The <div> elements have the n attribute, giving the successive number of the appropriate level of the <div>, and the id attribute, whose value has the prefix ro1984 and the chapter and section numbers separated by periods, e.g. <div type=part n=1 id=ro1984.1.1>.

The text is segmented into paragraphs, with the <head>, <quote>, <note>, and <poem> elements marked-up at the paragraph level.

Sub-paragraph tagging consists of <hi>, <q>, <foreign>.

Rendering information, given as the CES conformant two-letter value of the rend attribute has been in most cases included with the appropriated tags, except for the default preceding mdash of the <q> tag.

In our markup, the mdash had beeen replaced by simple quotes i.e. rend="PRE lsquo POST rsquo" (preceded by left side quote, followed by right side quote).

The tag usage for the ``1984'' corpus is shown below.

        <tagusage gi=body occurs=1></tagusage>
        <tagusage gi=div occurs=28></tagusage>
        <tagusage gi=head occurs=28></tagusage>
        <tagusage gi=hi occurs=410></tagusage>
        <tagusage gi=l occurs=30></tagusage>
        <tagusage gi=note occurs=3></tagusage>
        <tagusage gi=p occurs=1278></tagusage>
        <tagusage gi=poem occurs=6></tagusage>
        <tagusage gi=q occurs=996></tagusage>
        <tagusage gi=quote occurs=186></tagusage>
        <tagusage gi=text occurs=1></tagusage>
        <tagusage gi=foreign occurs=421></tagusage>

The following is an example from the Romanian ``1984'' corpus:

<p id="Oro.1.2.8"> 
<s id="Oro."><name type="org">Ministerul Adev&abreve;rului</name> -
&icirc;n <foreign lang="ns-ro">Nouvorb&abreve;</foreign>,
<foreign lang="ns-ro">Minadev</foreign> - te izbea fiindc&abreve; era
cu totul diferit de oricare alt&abreve; cl&abreve;dire care se
vedea.</s> <s id="Oro.">Era o structur&abreve;
&icirc;nalt&abreve;, imens&abreve;, de beton armat alb,
str&abreve;lucitor, &icirc;n form&abreve; de piramid&abreve;, care se
ridica, teras&abreve; dup&abreve; teras&abreve;, la trei sute de metri
de la p&abreve;m&acirc;nt.</s>
<s id="Oro.">De unde st&abreve;tea <name
type="person">Winston</name> se puteau citi foarte bine cele trei
lozinci ale <name type="org">Partidului</name>, scrise cu litere
elegante pe fa&tcedil;ada cea alb&abreve;:
<q id="Oro." rend="CA CN" type="slogan">R&Abreve;ZBOIUL ESTE PACE</q> 
<q id="Oro." rend="CA CN" type="slogan">LIBERTATEA ESTE SCLAVIE</q> 
<q id="Oro." rend="CA CN" type="slogan">IGNORAN&Tcedil;A ESTE

Structure of the Original

There was no original electronic version.
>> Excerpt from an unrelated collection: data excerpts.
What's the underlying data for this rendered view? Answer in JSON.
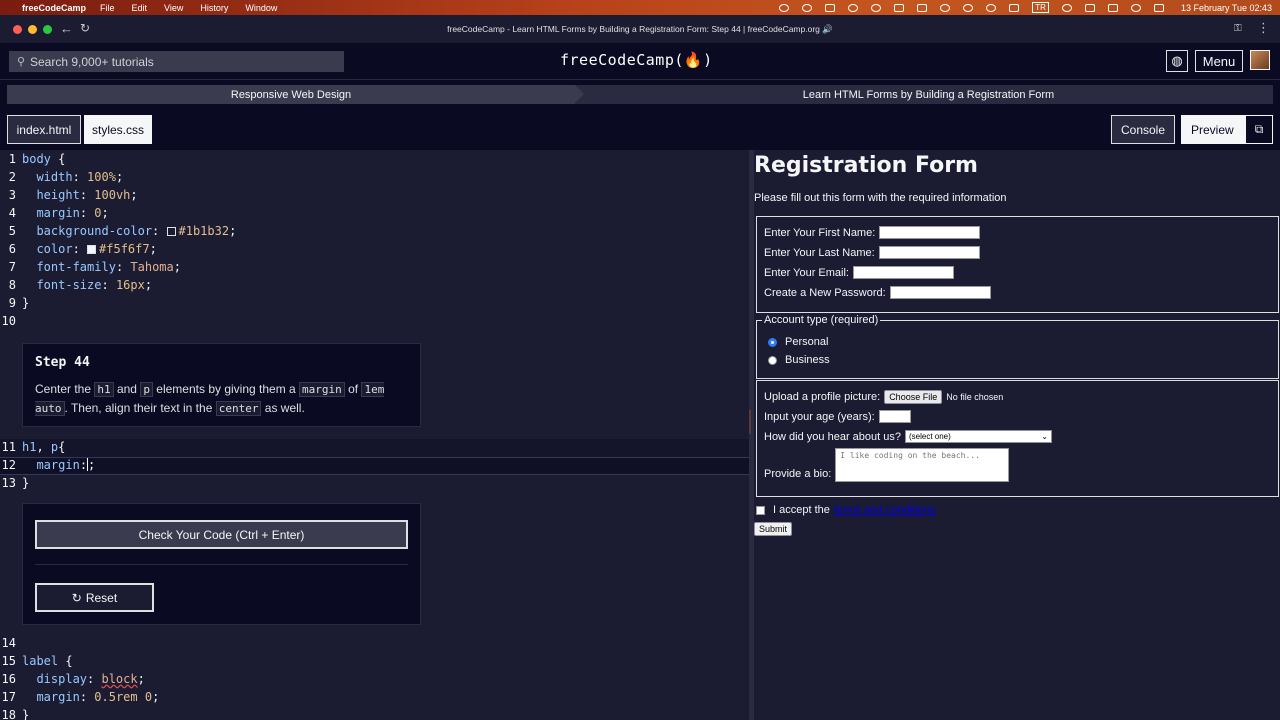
{
  "menubar": {
    "app_name": "freeCodeCamp",
    "menus": [
      "File",
      "Edit",
      "View",
      "History",
      "Window"
    ],
    "input_source": "TR",
    "clock": "13 February Tue  02:43"
  },
  "browser": {
    "window_title": "freeCodeCamp - Learn HTML Forms by Building a Registration Form: Step 44 | freeCodeCamp.org 🔊"
  },
  "header": {
    "search_placeholder": "Search 9,000+ tutorials",
    "logo": "freeCodeCamp(🔥)",
    "menu_label": "Menu"
  },
  "breadcrumbs": {
    "superblock": "Responsive Web Design",
    "block": "Learn HTML Forms by Building a Registration Form"
  },
  "tabs": {
    "index": "index.html",
    "styles": "styles.css",
    "console": "Console",
    "preview": "Preview"
  },
  "editor": {
    "line_numbers": [
      "1",
      "2",
      "3",
      "4",
      "5",
      "6",
      "7",
      "8",
      "9",
      "10",
      "11",
      "12",
      "13",
      "14",
      "15",
      "16",
      "17",
      "18"
    ],
    "step_title": "Step 44",
    "check_button": "Check Your Code (Ctrl + Enter)",
    "reset_button": "Reset"
  },
  "preview": {
    "title": "Registration Form",
    "subtitle": "Please fill out this form with the required information",
    "first_name_label": "Enter Your First Name:",
    "last_name_label": "Enter Your Last Name:",
    "email_label": "Enter Your Email:",
    "password_label": "Create a New Password:",
    "legend": "Account type (required)",
    "radio_personal": "Personal",
    "radio_business": "Business",
    "upload_label": "Upload a profile picture:",
    "choose_file": "Choose File",
    "no_file": "No file chosen",
    "age_label": "Input your age (years):",
    "referrer_label": "How did you hear about us?",
    "referrer_selected": "(select one)",
    "bio_label": "Provide a bio:",
    "bio_placeholder": "I like coding on the beach...",
    "accept_text": "I accept the",
    "terms_link": "terms and conditions",
    "submit": "Submit"
  },
  "colors": {
    "background": "#0a0a23",
    "editor_bg": "#1b1b32",
    "panel_gray": "#3b3b4f",
    "text": "#f5f6f7",
    "code_blue": "#99c9ff",
    "code_num": "#e2c08d"
  }
}
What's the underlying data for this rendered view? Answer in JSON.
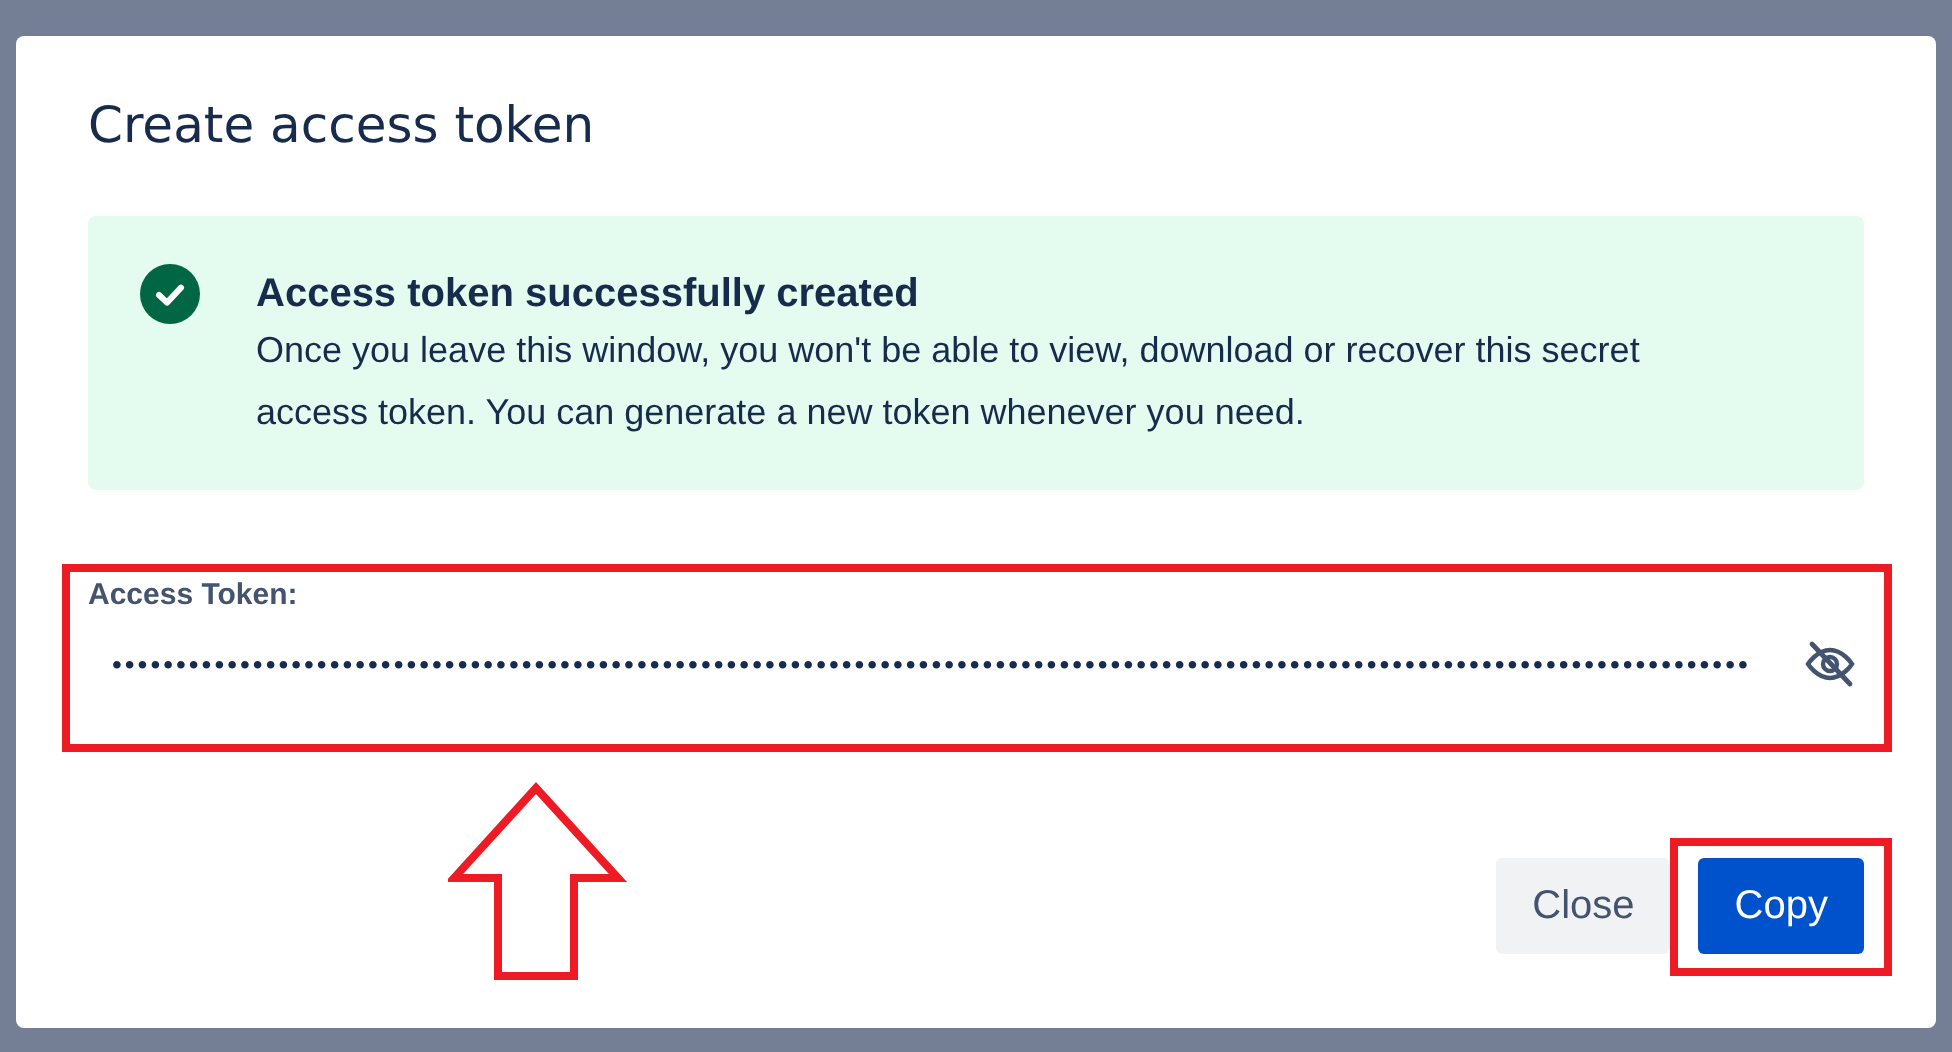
{
  "dialog": {
    "title": "Create access token"
  },
  "banner": {
    "kind": "success",
    "heading": "Access token successfully created",
    "message": "Once you leave this window, you won't be able to view, download or recover this secret access token. You can generate a new token whenever you need."
  },
  "token_field": {
    "label": "Access Token:",
    "value": "••••••••••••••••••••••••••••••••••••••••••••••••••••••••••••••••••••••••••••••••••••••••••••••••••••••••••••••••••••••••••••••••",
    "masked": true
  },
  "buttons": [
    {
      "label": "Close",
      "kind": "subtle"
    },
    {
      "label": "Copy",
      "kind": "primary"
    }
  ],
  "annotations": [
    {
      "kind": "field_box"
    },
    {
      "kind": "button_box"
    },
    {
      "kind": "arrow"
    }
  ]
}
The book was typed-in. Apparently, either the Romanian Publisher or the translator took some liberty in defining paragraphs and this is why the paragraphs in the Romanian version do not match the paragraphs in the English version (ECI edition). However, this is does not happen many times.

Markup Process

The whole Romanian ``1984'' CES1 corpus was cross-checked with the printed edition, and the printed edition was used to insert additional (e.g. <hi>) markup. In marking the paragraphs we followed the Romanian published version.